The promise of ‘growth-friendly fiscal consolidation’ for rich countries marked a key compromise between the United States, which has pushed for more public spending, and Europe, which has already announced austerity measures in the wake of Greece’s debt crisis.

Wealthy countries also agreed to halve their budget deficits by 2013 and committed to ‘stabilise’ their level of government debt by 2016 – two targets seen as a victory for the European Union.

‘To be honest, it’s more than I had expected, because it’s very specific and was accepted by all the industrial nations. I think that that is a success,’ German Chancellor Angela Merkel said.

The US-EU row had threatened to overshadow the Group of 20 (G20) summit in Toronto this weekend, but leaders agreed in the end that a careful balance was necessary between spending and budget cuts in order to keep a fragile economic recovery alive.

Keys to the economic recovery were ‘following through on fiscal stimulus and communicating ‘growth friendly’ fiscal consolidation plans in advanced countries that will be implemented going forward’, the final summit statement said.

The G20 also agreed that countries with large trade surpluses, such as China, should do more to boost consumption.

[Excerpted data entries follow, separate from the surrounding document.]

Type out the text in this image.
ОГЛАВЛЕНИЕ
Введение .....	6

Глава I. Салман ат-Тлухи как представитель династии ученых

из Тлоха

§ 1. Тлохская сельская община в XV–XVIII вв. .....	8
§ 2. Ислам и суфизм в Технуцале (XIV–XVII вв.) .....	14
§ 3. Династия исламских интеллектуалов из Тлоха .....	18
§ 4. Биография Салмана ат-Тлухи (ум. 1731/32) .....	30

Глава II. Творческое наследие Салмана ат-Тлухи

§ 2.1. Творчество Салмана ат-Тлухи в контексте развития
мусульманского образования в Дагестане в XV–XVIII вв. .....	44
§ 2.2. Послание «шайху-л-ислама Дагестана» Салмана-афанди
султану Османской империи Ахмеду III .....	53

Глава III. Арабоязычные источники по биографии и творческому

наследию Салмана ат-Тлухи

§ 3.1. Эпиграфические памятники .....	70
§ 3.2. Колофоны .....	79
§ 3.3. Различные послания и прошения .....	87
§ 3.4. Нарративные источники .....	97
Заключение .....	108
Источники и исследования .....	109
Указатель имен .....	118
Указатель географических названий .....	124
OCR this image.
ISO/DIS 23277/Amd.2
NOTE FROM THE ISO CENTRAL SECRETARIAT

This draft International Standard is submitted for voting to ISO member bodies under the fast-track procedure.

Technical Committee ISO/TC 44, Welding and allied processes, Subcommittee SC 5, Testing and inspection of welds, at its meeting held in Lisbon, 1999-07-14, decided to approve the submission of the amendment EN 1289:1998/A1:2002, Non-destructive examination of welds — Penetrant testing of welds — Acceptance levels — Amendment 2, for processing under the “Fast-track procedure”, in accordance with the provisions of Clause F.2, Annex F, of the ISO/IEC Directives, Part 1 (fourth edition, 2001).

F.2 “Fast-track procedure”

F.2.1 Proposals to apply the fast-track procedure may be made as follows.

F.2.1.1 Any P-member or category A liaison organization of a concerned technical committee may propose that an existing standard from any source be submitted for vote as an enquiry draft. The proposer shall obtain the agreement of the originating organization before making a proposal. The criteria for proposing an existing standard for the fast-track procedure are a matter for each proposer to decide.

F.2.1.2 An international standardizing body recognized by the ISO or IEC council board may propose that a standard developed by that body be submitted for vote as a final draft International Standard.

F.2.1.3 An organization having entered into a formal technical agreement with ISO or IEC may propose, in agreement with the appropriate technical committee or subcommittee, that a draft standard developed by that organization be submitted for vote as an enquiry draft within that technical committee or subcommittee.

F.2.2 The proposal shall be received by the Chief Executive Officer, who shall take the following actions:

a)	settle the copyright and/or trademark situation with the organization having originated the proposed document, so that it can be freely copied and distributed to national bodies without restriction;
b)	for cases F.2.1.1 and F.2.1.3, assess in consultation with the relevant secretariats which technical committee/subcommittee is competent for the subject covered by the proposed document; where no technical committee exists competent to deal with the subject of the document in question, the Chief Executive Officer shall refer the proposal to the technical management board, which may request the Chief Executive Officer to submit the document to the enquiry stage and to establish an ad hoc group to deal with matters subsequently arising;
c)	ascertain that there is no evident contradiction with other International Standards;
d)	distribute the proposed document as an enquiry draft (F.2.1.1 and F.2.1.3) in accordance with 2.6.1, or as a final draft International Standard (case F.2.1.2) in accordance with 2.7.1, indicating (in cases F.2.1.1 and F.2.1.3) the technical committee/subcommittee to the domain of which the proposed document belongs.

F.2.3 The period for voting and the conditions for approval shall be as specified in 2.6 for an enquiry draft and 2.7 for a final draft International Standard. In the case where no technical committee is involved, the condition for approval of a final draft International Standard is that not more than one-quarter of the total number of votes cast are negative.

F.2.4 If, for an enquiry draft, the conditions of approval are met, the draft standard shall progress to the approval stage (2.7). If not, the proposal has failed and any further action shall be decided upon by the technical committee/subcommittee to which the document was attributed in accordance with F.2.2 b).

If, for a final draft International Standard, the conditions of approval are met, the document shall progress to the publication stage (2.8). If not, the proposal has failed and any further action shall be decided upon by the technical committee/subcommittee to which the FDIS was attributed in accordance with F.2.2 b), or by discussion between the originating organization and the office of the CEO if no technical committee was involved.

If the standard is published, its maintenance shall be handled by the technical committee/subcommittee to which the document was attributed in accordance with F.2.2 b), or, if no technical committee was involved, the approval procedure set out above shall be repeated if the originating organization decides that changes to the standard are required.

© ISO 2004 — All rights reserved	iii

‘Surplus economies will undertake reforms to reduce their reliance on external demand and focus more on domestic sources of growth,’ the summit statement reads.

While no countries were mentioned by name, diplomats said that the clause was directed most strongly at China, which has run up a huge trade surplus on its path to becoming the world’s manufacturing hub.

Chinese President Hu Jintao said he was ‘soberly aware’ of the need to rebalance the global economy, but warned it would take time.

‘It cannot be done overnight. We must make persistent efforts to push forward this process,’ Hu said, according to the Chinese state news agency Xinhua.

The G20 also agreed to extend a ban on protectionism until at least 2013. World powers initially adopted the ban at the first-ever G20 summit in Washington in November 2008, as the world financial crisis bit deep.

The leaders pushed back broader questions over financial regulatory reform and over the leadership of the World Bank and International Monetary Fund to the G20’s next summit in November.

Europe did not find support for a G20-wide levy on banks, or a tax on international financial transactions, to curb risk-taking in the financial sector in the wake of the 2008 credit crisis.

European countries and the US are keen to make their banks pay for the colossal state rescue packages doled out over the last year and a half. But Canada and developing states, whose banking sectors were less hard hit by the crisis, oppose calls for a G20-wide levy, fearing it would harm their financial industries.

Leaders at a dinner Saturday reached compromise by agreeing that those states which want to go ahead with bank levies can do so, but that states which do not want to do not have to.

‘We welcome that our partners agreed to make the financial sector participate in the costs of repair, resolution and prevention and recognised the bank levy as a useful instrument,’ European Commission President Jose Manuel Barroso said.